One of the challenges of being a one eyed king in the kingdom of the blind is that the ego starts to believe all of it’s own hype. For a lot of the time I try my best to be invisible whilst I’m working because it is very easy, as a human being, to start to think that I matter more than the messages and work that I do. It’s also easy to go too much the other way and stop myself from being noticed because the ego is busy working on self-sabotage. Working with abilities that are often portrayed as ‘woo woo’, ‘weird’ or fakery you have to build up a resilience to taking yourself much too seriuosly.
Today I had a long conversation about why I make myself available to teach people about mediumship & spirituality. I have to say that the idea of being a teacher of anything originally brought up a lot of resistance in me. I couldn’t accept that I had enough knowledge to teach anything to anyone. My ego played into my lack of confidence & self esteem bringing up lots of times when I had failed to get the info across to someone I was supposed to be teaching. My Guides kept telling me that I could help people learn about their own abilities but I kept dragging my heels about launching my own workshops & classes.
I kept going to other people’s workshops & classes, read as many books as I could afford to buy and listened to lots of mediums and psychics talk about developing their abilities. However I didn’t feel like all this research was helping me shift the resistance. Here is where the Guides got clever. They drifted a book across my path for me to read. Only the introduction though! I didn’t actually purchase the book and read it until a considerable time later. The book was Osho’s ‘The Chakra Book: Energy and Healing Power of the Subtle Body’. I opened the introduction and read
Is knowledge about esoteric subjects such as chakras, collective unconsciousness, energy fields, really helpful along the way or not? Or will whatever is needed come to me through experience, in it’s own time?
Anything that is needed will come of it’s own accord, in it’s own time. All this so-called esoteric knowledge about chakras, energy fields, kundalini, astral bodies, is dangerous as knowledge. As an experience, it is a totally different thing. Don’t acquire it as knowledge. If it is needed for your spiritual growth, it will come to you in it’s right time, and then it will be an experience.
Reading that question and answer I realised that what I did have a lot of was experiences relating to my spiritual journey and how I developed my mediumship. I also had a lot of experience of counselling vulnerable people, building trust and applying an ethical framework to what I did. At last I understood that my teaching was all about being able to explain the experiences people were having by reference to the questions my journey had posed for me. I could support them whilst they processed the knowledge they had gained about themselves and the world through their experiences. And I could offer a different point of view, a possible explanation or a framework within which they might make some more sense of their experience.

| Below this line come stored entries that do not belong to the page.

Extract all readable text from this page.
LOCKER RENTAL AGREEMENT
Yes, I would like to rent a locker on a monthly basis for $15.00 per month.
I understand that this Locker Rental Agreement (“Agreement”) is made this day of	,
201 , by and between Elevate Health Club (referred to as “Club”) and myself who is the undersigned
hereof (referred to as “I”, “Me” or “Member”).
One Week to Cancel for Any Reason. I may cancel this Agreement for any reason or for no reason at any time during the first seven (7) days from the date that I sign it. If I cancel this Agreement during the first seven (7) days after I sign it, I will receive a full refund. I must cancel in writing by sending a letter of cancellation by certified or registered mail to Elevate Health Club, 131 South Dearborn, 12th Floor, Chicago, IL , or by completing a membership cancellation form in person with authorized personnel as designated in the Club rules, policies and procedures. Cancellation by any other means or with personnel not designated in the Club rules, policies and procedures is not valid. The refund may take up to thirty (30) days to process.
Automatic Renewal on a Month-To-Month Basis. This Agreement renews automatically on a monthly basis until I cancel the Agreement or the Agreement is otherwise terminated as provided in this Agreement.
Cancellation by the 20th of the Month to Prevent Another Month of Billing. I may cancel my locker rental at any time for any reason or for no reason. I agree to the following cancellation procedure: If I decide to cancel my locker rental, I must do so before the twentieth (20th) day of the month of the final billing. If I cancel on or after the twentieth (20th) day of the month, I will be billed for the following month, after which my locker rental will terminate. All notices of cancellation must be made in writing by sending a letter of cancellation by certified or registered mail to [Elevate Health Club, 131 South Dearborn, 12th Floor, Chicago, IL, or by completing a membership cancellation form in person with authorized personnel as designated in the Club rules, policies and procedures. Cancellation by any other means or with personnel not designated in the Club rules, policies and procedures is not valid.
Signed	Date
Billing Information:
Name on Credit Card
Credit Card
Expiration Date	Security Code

I also had a lot of experience about the ego work involved in undertaking a spiritual journey into awareness. My life has been full of ego traps – too much or too little of all sorts of things and the wobbly way I had managed to find a balance. When you stand up and say you are a teacher, or a medium for that matter, there is immediately an ethical question. Do you think that you have all the answers, or the only way to do something, or that there is knowledge that only you should have? It’s tempting to put or allow yourself to be put on a shelf as if on display like a trophy. It’s tempting to be moved to a higher and still higher shelf. Each time you are moved it’s as if you are being ‘polished’ – acknowledged as valuable – by other people’s regard. At some point people start to take what you say as the only truth there is. They might not wish to go out and have the experiences themselves to bring about their own learning. Since you have already had the experiences what better than to follow your ‘truth’.
My grandmother always used to say ‘Pride goes before a fall’. It took me many painful experiences to realise the inner truth of that saying. Being on a higher & higher shelf you can eventually be placed on a pedestal. Every word you say is analysed, discussed and dissected. When your ‘wisdom’ fails to answer the problems that someone else is experiencing you can find that you are being knocked or pulled off that pedestal. Your ego has led you to believe in your own power and influence. You have forgotten that you are in that high position only because others have placed you there. The route into being a ‘reluctant’ teacher is humility. A desire to be as clear as possible and the patience of a saint are useful too (I’m still working on the patience challenge). You must want the best for your students even if they can’t yet see what is the best for them.
I feel it’s time to redraw our definition of teaching. Sharing experiences to support someone else who is having experiences so they can grow as a person is what it’s really about. Really good teachers look forward to the day when their student says ‘I can do it for myself’. They can allow the student to challenge the master. They encourage the student to walk away to find new experiences and opportunities for growth. Then a good teacher will sit back, smile and wait for the student to return. Think about the teacher who inspired you the most. Were they like that?